In March 2016, CBO estimated the federal government would spend $4.06 trillion for fiscal year (FY) 2017 – a number that would increase to $4.08 trillion when legislative changes are incorporated. Actual spending was $4.01 trillion – just 1.6 percent lower. In a recent report, CBO breaks down this very small forecasting error, showing that its overall projections are quite accurate and reinforcing CBO's well-deserved reputation as a sophisticated and unbiased estimator.

The new report shows that, on the discretionary side,  actual spending was $26 billion lower than projected – $1.200 trillion as opposed to $1.226 trillion. Interest spending was $43 billion lower ($263 billion as opposed to $306 billion). On the other hand, mandatory spending was $4 billion higher – $2.548 trillion as opposed to $2.543 trillion (numbers do not add due to rounding).

The largest differences in discretionary spending were the result of defense procurement and operations happening slower than CBO had anticipated as well as larger offsetting receipts from federally-guaranteed mortgages. Interest spending differed largely because CBO projected interest rates to rise faster than they did in 2017. And on mandatory spending, CBO's errors netted out from unanticipated reestimates in the cost of credit subsidies combined with slightly overestimating Social Security and health care payments.
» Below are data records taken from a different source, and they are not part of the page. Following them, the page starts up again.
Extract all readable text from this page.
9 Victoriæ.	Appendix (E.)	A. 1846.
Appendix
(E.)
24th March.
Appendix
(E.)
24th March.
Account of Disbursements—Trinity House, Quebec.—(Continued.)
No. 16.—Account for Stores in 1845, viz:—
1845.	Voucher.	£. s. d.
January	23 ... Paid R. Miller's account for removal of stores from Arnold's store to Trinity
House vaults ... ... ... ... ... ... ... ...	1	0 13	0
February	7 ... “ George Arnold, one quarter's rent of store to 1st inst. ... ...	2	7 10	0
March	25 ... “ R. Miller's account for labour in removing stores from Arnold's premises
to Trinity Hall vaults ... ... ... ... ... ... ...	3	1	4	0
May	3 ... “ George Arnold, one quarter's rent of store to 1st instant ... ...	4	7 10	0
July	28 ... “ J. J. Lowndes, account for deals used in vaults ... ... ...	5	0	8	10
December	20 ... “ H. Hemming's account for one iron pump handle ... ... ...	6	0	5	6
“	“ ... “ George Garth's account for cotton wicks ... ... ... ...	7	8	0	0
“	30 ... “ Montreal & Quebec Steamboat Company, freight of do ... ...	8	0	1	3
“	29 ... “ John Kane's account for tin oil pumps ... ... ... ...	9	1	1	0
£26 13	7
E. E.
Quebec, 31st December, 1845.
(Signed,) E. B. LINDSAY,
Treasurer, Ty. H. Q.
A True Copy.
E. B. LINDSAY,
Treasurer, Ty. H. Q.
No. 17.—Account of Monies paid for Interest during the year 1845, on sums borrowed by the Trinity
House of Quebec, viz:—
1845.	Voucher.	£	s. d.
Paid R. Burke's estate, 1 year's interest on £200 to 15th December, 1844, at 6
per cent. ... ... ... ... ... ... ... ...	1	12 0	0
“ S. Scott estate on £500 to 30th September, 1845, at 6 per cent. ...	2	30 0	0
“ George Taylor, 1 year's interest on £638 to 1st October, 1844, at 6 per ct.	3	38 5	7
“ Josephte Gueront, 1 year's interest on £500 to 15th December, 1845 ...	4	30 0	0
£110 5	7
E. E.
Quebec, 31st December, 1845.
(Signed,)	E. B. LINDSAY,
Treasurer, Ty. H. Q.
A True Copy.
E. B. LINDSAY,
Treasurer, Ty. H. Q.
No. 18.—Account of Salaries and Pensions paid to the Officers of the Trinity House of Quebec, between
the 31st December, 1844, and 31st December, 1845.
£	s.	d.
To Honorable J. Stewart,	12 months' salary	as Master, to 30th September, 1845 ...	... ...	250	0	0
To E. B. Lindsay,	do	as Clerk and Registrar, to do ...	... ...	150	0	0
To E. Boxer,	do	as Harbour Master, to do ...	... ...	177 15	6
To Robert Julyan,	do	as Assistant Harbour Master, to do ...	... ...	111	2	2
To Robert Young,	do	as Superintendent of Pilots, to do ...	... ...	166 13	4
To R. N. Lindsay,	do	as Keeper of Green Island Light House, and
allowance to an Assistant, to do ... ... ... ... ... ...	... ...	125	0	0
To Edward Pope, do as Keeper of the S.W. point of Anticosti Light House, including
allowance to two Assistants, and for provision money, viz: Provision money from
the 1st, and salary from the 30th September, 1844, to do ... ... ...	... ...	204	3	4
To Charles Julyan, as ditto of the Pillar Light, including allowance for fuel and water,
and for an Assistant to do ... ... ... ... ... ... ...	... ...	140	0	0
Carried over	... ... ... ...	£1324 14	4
CBO's total error of 1.6 percent error rate was lower compared to its average net error of 2.2 percent over the past quarter century and about a third less than CBO's mean absolute error rate of 2.3 percent. As CBO has shown in other reports, errors tend to be larger – both on the revenue and spending side – looking further in the future. But absent major, unanticipated economic shifts – for example, a recession – errors have tended to be relatively modest even over a five- or ten-year period.

Still, there is room for CBO to improve. In its report, CBO identified several areas where it needed to make adjustments to improve accuracy. Among them included changing the way CBO evaluates enrollment in programs like the Children's Health Insurance Program, fine-tuning how quickly the Defense Department spends its funds, and reexamining interest rate projections. All of these adjustments will make future projections more accurate, showing how the agency continues to evolve with the data and literature available for its projections.

We hope to see more reports like this, as it shows how CBO evaluates itself and makes it more transparent as to where its errors come from. The agency's recent efforts to improve transparency have not gone unnoticed, and they will definitely help dissuade those who decry it as "always wrong." Quite the contrary, CBO's numbers – which are meant to represent a central estimate among a range of likely outcomes – are perhaps the best out there.